Levou dois dias até que eu conseguisse organizar a bagunça e com a
ajuda de alguns vizinhos consertei a porta e pude me sentir mais segura. Me
oferecia para fazer qualquer serviço doméstico, até que consegui uma vaga
em um restaurante, eu não sabia como me sentir, pensava que nunca me
aceitariam por não ouvir, mas o casal me acolheu e enfim eu senti que as
coisas começaram a fluir para mim.
— Era a melhor carne de camelo da região, isso não se pode negar. –
Tamara falou para o marido enquanto eu começava a preparar o almoço que
seria servido, mas eu fiquei curiosa com o que ela disse.
— Do que estão falando? – Eu já me sentia inserida no núcleo familiar
deles, após um mês Tamara já me tratava como se eu fosse sua filha e não
como se eu fosse a empregada de seu restaurante.
— O melhor comerciante de carne de camelo da região vendeu os
camelos e acabou com o negócio. – Eu soltei a faca antes que me
machucasse com ela. — Acho justo, depois de tudo que ele fez. –
Prosseguiu. — Ninguém iria querer negociar com um criminoso.
— São só boatos. – Abdullah repreendeu a esposa, e eu sentia que
precisava me sentar, sabia que eles só podiam estar falando de uma pessoa,
e mesmo que Hakim me tivesse jogado ao vento, eu fiquei nervosa e
preocupada.
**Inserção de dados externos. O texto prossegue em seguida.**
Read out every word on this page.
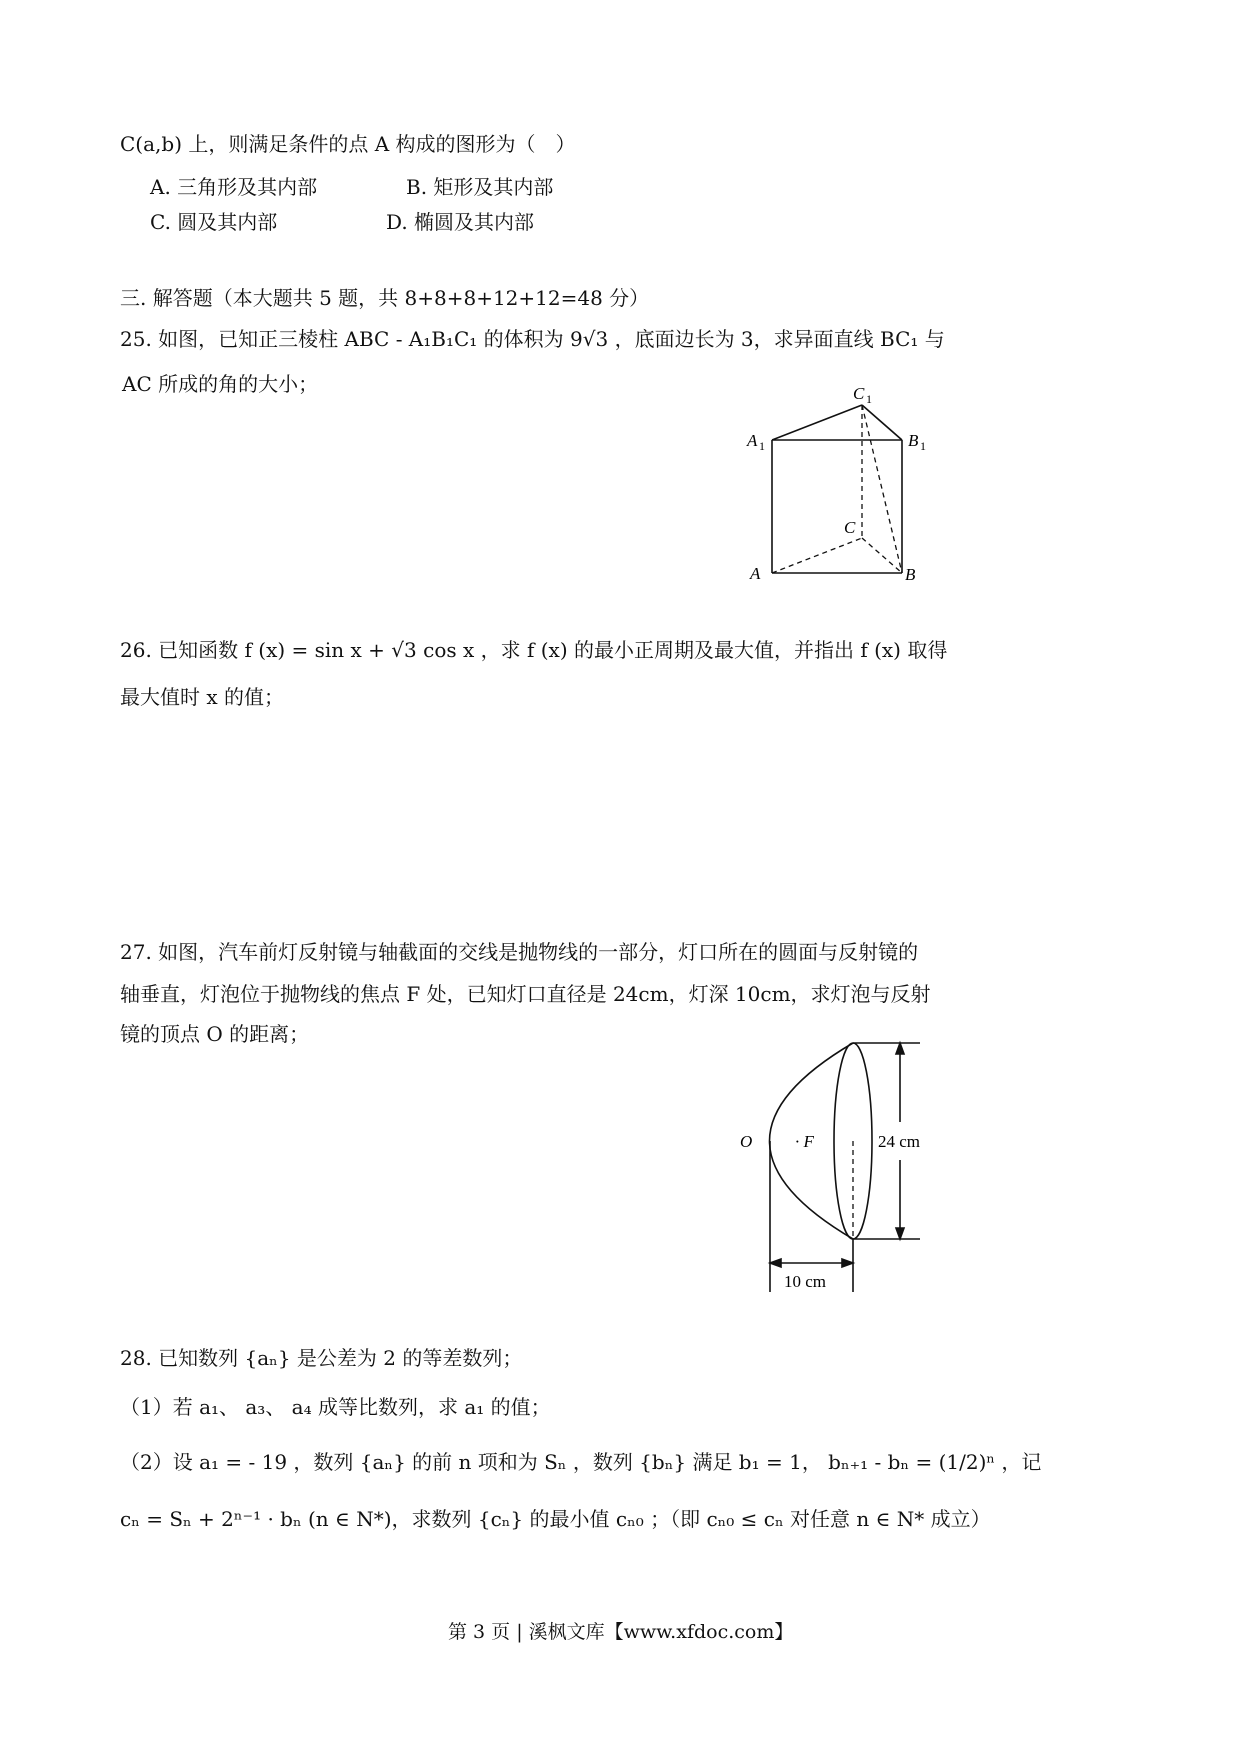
C(a,b) 上，则满足条件的点 A 构成的图形为（　）
A. 三角形及其内部	B. 矩形及其内部
C. 圆及其内部	D. 椭圆及其内部
三. 解答题（本大题共 5 题，共 8+8+8+12+12=48 分）
25. 如图，已知正三棱柱 ABC - A₁B₁C₁ 的体积为 9√3 ，底面边长为 3，求异面直线 BC₁ 与
AC 所成的角的大小；	C 1
A 1	B 1
C
A	B
26. 已知函数 f (x) = sin x + √3 cos x ，求 f (x) 的最小正周期及最大值，并指出 f (x) 取得
最大值时 x 的值；
27. 如图，汽车前灯反射镜与轴截面的交线是抛物线的一部分，灯口所在的圆面与反射镜的
轴垂直，灯泡位于抛物线的焦点 F 处，已知灯口直径是 24cm，灯深 10cm，求灯泡与反射
镜的顶点 O 的距离；
O	· F	24 cm
10 cm
28. 已知数列 {aₙ} 是公差为 2 的等差数列；
（1）若 a₁、 a₃、 a₄ 成等比数列，求 a₁ 的值；
（2）设 a₁ = - 19 ，数列 {aₙ} 的前 n 项和为 Sₙ ，数列 {bₙ} 满足 b₁ = 1， bₙ₊₁ - bₙ = (1/2)ⁿ ，记
cₙ = Sₙ + 2ⁿ⁻¹ · bₙ (n ∈ N*)，求数列 {cₙ} 的最小值 cₙ₀ ；（即 cₙ₀ ≤ cₙ 对任意 n ∈ N* 成立）
第 3 页 | 溪枫文库【www.xfdoc.com】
O que teria acontecido?
— Não é nisso que todos em M’hamid acreditam, ele devia ser preso. –
Meu coração saltava e minha garganta se fechou. — Podemos perder nossos
clientes por recebê-lo aqui.
Nesse instante meu coração parou e eu olhei para a porta da cozinha que
levava ao salão onde ficava o restaurante. Ele estava ali? Foi isso que ela
disse?
Engoli seco, sem saber como lidar com aquilo, M’hamid não era uma
cidade imensa como as outras tantas, mas eu sabia que podia viver ali sem
que soubessem da minha existência, no entanto, parecia que agora, isso era
impossível. — Zara, você está bem? – Tamara segurou meu ombro para me
olhar bem e que eu pudesse ler o que dizia.
— Não… eu posso… posso ir para casa? Não estou me sentindo bem. –
O casal me olhou preocupado. — Eu não dormi bem, acho que vou ficar
resfriada. – Eles se entreolharam e Tamara aceitou o meu pedido. Eu nunca
tinha faltado um dia sequer e agora tudo que queria era estar longe dali.
Peguei minha bolsa e forcei minhas pernas a caminhar o mais rápido
possível. Eu podia vê-lo, sim, mas não sei se agora seria capaz. Com mãos
trêmulas eu tentei abri a porta de casa, mas as chaves caíram aos meus pés e
antes que eu as apanhasse vi uma mão grande a pegar, ergui meus olhos e
encarei o rosto de Hakim.
— Estava fugindo de mim?
CAPÍTULO 30
ZARA
A casa era pequena, sim, mas com Hakim ali, ela parecia ter se
tornado uma lata de atum ou pior. Ele teve que abrir a porta e eu
praticamente me joguei para dentro. Em algum momento devo tê-lo
irritado, pois sua cara não estava nada satisfeita. Meu coração estava
ZARA
[...]
Eu começava a acreditar que não podia ter filhos, quando meu fluxo veio
no mês seguinte e não queria ficar triste, mas era mais forte do que eu, por
que eu queria, queria muito, não pelo casamento, não pelo Hakim, mas
porque eu sentia que ser mãe era o que eu mais desejei a vida toda e que por
muito tempo pensei que não teria como, por saber que nunca me casaria.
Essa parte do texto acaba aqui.